My heart sank as I read these documents, and the countless others over the years (including the Francis enquiry report which led to the establishment of our own organisation), which describe in painful detail the failures of culture which led to untold suffering for people who had every right to expect their care to be safe, kind and compassionate. Last year, our former Chief Executive wrote powerfully in the BMJ about the rage and despair that led her to found the Point of Care Foundation following the harrowing experience for her own family when her young nephew was born. Please read the piece if you haven’t already – it is very moving.

In the Ockenden Report, we hear again about heroic individuals whose quests for justice shone light on a system that simply didn’t want to hear. One can only marvel at the commitment and dedication of the families of Kate Stanton Davies and Pippa Griffiths, who have done everything in their power to ensure such tragic events never occur again.

So what is to be done?

The message from the report that comes over loud and clear is that it is important to listen – really listen – to patients and the staff who are providing care. It is no surprise to see that the organisations where there are huge problems for patients and families correlate very strongly with those that the staff survey identified as poor performers in terms of being good places to work. These are inextricably linked. The Picker report stated that almost half of staff have felt unwell because of work related stress over the last year. Levels of burnout are also unprecedented, with more than half of ambulance personnel experiencing burnout because of their work.

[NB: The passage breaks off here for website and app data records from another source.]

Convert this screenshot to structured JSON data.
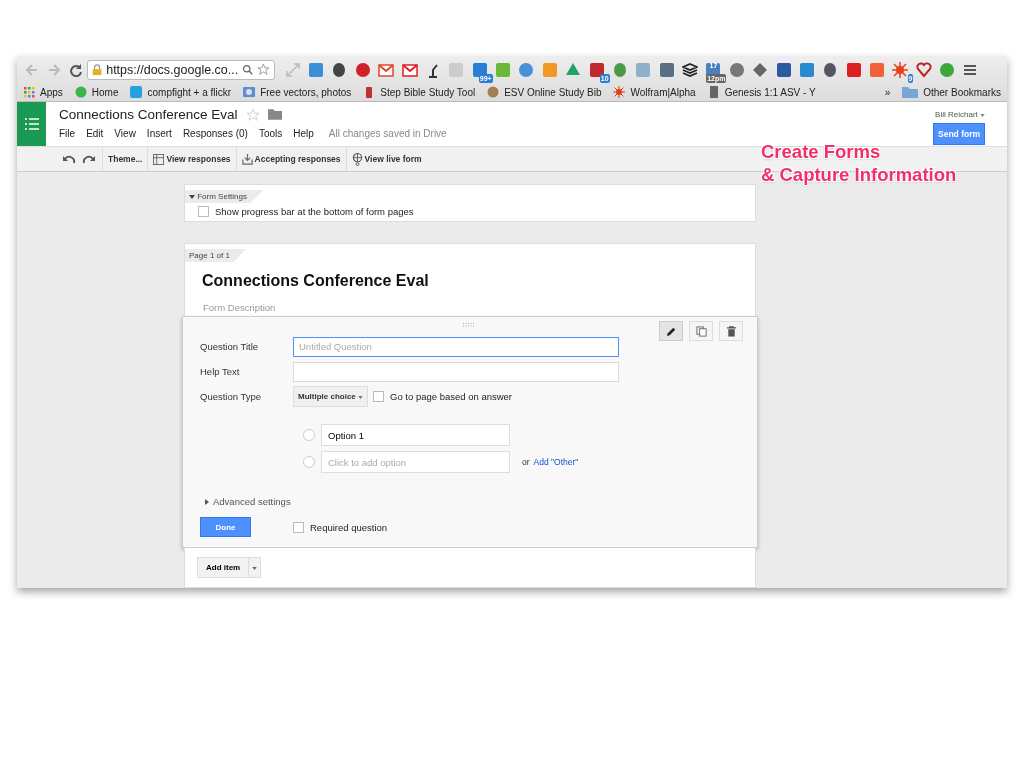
{
  "browser": {
    "url": "https://docs.google.co...",
    "extension_badges": [
      "99+",
      "10",
      "17",
      "12pm",
      "9"
    ],
    "bookmarks": [
      {
        "kind": "grid",
        "label": "Apps"
      },
      {
        "kind": "globe",
        "label": "Home"
      },
      {
        "kind": "letter",
        "label": "compfight + a flickr"
      },
      {
        "kind": "photo",
        "label": "Free vectors, photos"
      },
      {
        "kind": "bottle",
        "label": "Step Bible Study Tool"
      },
      {
        "kind": "seal",
        "label": "ESV Online Study Bib"
      },
      {
        "kind": "sun",
        "label": "Wolfram|Alpha"
      },
      {
        "kind": "book",
        "label": "Genesis 1:1 ASV - Y"
      }
    ],
    "overflow": "»",
    "other_bookmarks": "Other Bookmarks"
  },
  "doc": {
    "title": "Connections Conference Eval",
    "starred": false,
    "menus": [
      "File",
      "Edit",
      "View",
      "Insert",
      "Responses (0)",
      "Tools",
      "Help"
    ],
    "save_status": "All changes saved in Drive",
    "user": "Bill Reichart",
    "send_button": "Send form"
  },
  "toolbar": [
    {
      "kind": "theme",
      "label": "Theme..."
    },
    {
      "kind": "table",
      "label": "View responses"
    },
    {
      "kind": "inbox",
      "label": "Accepting responses"
    },
    {
      "kind": "globe",
      "label": "View live form"
    }
  ],
  "form_settings": {
    "title": "Form Settings",
    "expanded": true,
    "progress_label": "Show progress bar at the bottom of form pages",
    "progress_checked": false
  },
  "page": {
    "label": "Page 1 of 1",
    "title": "Connections Conference Eval",
    "description_placeholder": "Form Description"
  },
  "question": {
    "title_label": "Question Title",
    "title_placeholder": "Untitled Question",
    "help_label": "Help Text",
    "type_label": "Question Type",
    "type_value": "Multiple choice",
    "go_to_page_label": "Go to page based on answer",
    "go_to_page_checked": false,
    "options": [
      {
        "value": "Option 1",
        "selected": false
      }
    ],
    "add_option_selected": false,
    "add_option_placeholder": "Click to add option",
    "other_prefix": "or",
    "other_link": "Add \"Other\"",
    "advanced_label": "Advanced settings",
    "advanced_expanded": false,
    "done": "Done",
    "required_label": "Required question",
    "required_checked": false
  },
  "add_item": "Add item",
  "caption": [
    "Create Forms",
    "& Capture Information"
  ]
}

This isn’t about token consultation or tick-box involvement, but ensuring that NHS organisations have a genuine commitment, strongly and purposefully led from the top, to understanding deeply what it is like to experience the care their organisations offer, and to question themselves about whether these experiences live up to their aspirations. This understanding must be built up over time, with enduring relationships developed between people receiving care, delivering care and leading NHS organisations. This is the only way that it can be possible for sometimes difficult conversations to be had and truly heard.

Of course there need to be systems and processes for ensuring that this involvement work is done robustly. But sometimes it can be as straightforward (and as human) as chatting to patients in the coffee queue, exchanging pleasantries in the car park, or senior leaders hanging out at the nurses’ station to do their emails. These simple things we all do in everyday life can help address what is going on around us.

What’s more, we know reflective practices (such as Schwartz Rounds) can make a huge difference for staff by helping reconnect them with their values and motivations for working in healthcare. These interventions can have ‘ripple effects’ throughout an organisation by helping build stronger interprofessional relationships which, in turn, help create a more open and transparent culture. But with services under such pressure, these interventions can only be accessed by a minority of those who could benefit.

At the Point of Care Foundation, our mission is to support health and care organisations to ensure care is more human – both for people receiving care and for those providing it. It’s a lifetime’s work changing the culture of health and care organisations. But, to ensure patients and their families are given the care they deserve, none of us working in and around healthcare can afford to stop trying – even for a moment.

So I would like to issue a call to action for all leaders in health and care: Please commit to putting practices in place which guarantee all is being done to produce an environment where compassionate care can flourish. This includes ensuring your staff are able to take the time and support they need to stave off burnout and keep from feeling overwhelmed. And get out there – listen to the people and patients you serve. It could save someone’s life.